Cass. Civ., sez. VI-5, ord., 01.08.2018 n. 20410


Svolgimento del processo – Motivi della decisione

Rilevato che:

  1. L’Agenzia delle entrate propone ricorso per cassazione affidato ad un unico motivo, cui replica la società intimata con controricorso, avverso la sentenza in epigrafe con cui la Commissione tributaria regionale della Sicilia, rilevato l’omesso deposito da parte dell’amministrazione finanziaria appellante della ricevuta postale di spedizione dell’atto di appello, dichiarava, ai sensi del D.Lgs. n. 546 del 1992, art. 53, comma 2, e art. 22, l’inammissibilità dell’impugnazione proposta avverso la sentenza della Commissione tributaria provinciale di Catania, che aveva accolto il ricorso proposto dalla contribuente avverso la cartella di pagamento recante iscrizione a ruolo dell’IVA dovuta dalla contribuente con riferimento all’anno di imposta 2004.
  2. Con ordinanza interlocutoria n. 3988 del 2018, emessa all’adunanza del 23/11/2017, è stata disposta l’acquisizione dei fascicoli dei gradi di merito.
  3. Sulla rinnovata proposta avanzata dal relatore ai sensi del novellato art. 380 bis c.p.c., risulta regolarmente costituito il contraddittorio.
  4. Il Collegio ha deliberato la redazione della motivazione dell’ordinanza in forma semplificata.

Considerato che:

  1. Con il motivo di ricorso, dedotto ex art. 360 c.p.c., comma 1, n. 4, la ricorrente lamenta la violazione e falsa applicazione del D.Lgs. n. 546 del 1992, art. 16, comma 22 e art. 53, poiché la CTR ha ritenuto quale causa di inammissibilità dell’appello il mancato deposito della ricevuta di spedizione dell’atto medesimo.
  2. Il motivo è infondato e va rigettato.

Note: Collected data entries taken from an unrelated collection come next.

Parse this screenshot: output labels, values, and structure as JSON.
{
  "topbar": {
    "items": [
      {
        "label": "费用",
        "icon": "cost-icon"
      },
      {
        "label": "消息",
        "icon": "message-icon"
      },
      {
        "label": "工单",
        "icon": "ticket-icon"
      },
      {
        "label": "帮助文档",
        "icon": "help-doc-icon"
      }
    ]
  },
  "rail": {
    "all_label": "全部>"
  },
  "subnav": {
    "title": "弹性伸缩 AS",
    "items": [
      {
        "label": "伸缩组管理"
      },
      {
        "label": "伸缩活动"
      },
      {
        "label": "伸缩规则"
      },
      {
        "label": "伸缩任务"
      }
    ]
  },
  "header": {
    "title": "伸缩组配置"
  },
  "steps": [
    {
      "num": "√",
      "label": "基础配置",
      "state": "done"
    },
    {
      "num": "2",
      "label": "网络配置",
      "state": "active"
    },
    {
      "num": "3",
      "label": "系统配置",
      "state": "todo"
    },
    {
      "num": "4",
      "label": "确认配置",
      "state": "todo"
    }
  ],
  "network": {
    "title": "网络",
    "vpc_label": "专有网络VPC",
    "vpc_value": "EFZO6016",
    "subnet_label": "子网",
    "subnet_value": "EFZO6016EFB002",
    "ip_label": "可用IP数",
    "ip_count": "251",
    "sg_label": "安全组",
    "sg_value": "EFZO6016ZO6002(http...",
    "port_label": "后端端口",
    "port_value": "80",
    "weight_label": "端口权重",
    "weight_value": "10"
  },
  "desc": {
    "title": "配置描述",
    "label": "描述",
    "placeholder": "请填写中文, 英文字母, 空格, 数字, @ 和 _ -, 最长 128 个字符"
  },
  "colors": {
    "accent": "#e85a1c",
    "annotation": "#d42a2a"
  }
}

2.1. Invero, nel caso di specie è pacifico, perché ammesso dalla parte ricorrente, che la stessa non provvide a depositare, all’atto della sua costituzione nel giudizio di appello, la ricevuta di spedizione a mezzo raccomandata postale dell’atto di impugnazione, ma soltanto l’avviso di ricevimento della raccomandata postale contenente l’atto di appello, che però non consente di far ritenere idoneamente superata l’inammissibilità del ricorso impugnatorio secondo i principi recentemente enunciati dal Supremo consesso di questa Corte nelle sentenze n. 13452 e n. 13453 del 2017, che ha affermato, con riguardo alla notificazione dell’appello, nel processo tributario, a mezzo del servizio postale (come nel caso di specie), che: 1) “il termine di trenta giorni per la costituzione in giudizio del ricorrente o dell’appellante, che si avvalga per la per la notificazione del servizio postale universale, decorre non dalla data della spedizione diretta del ricorso a mezzo di raccomandata con avviso di ricevimento, ma dal giorno della ricezione del plico da parte del destinatario (o dall’evento che la legge considera equipollente alla ricezione)”; 2) “non costituisce motivo d’inammissibilità del ricorso o dell’appello, che sia stato notificato direttamente a mezzo del servizio postale universale, il fatto che il ricorrente o l’appellante, al momento della costituzione entro il termine di trenta giorni dalla ricezione della raccomandata da parte del destinatario, depositi l’avviso di ricevimento del plico e non la ricevuta di spedizione, purché nell’avviso di ricevimento medesimo la data di spedizione sia asseverata dall’ufficio postale con stampigliatura meccanografica ovvero con proprio timbro datario, solo in tal caso, essendo l’avviso di ricevimento idoneo ad assolvere la medesima funzione probatoria che la legge assegna alla ricevuta di spedizione, laddove, in mancanza, la non idoneità della mera scritturazione manuale o comunemente dattilografica della data di spedizione sull’avviso di ricevimento può essere superata, ai fini della tempestività della notifica del ricorso o dell’appello, unicamente se la ricezione del plico sia certificata dall’agente postale come avvenuta entro il termine di decadenza per l’impugnazione dell’atto o della sentenza”.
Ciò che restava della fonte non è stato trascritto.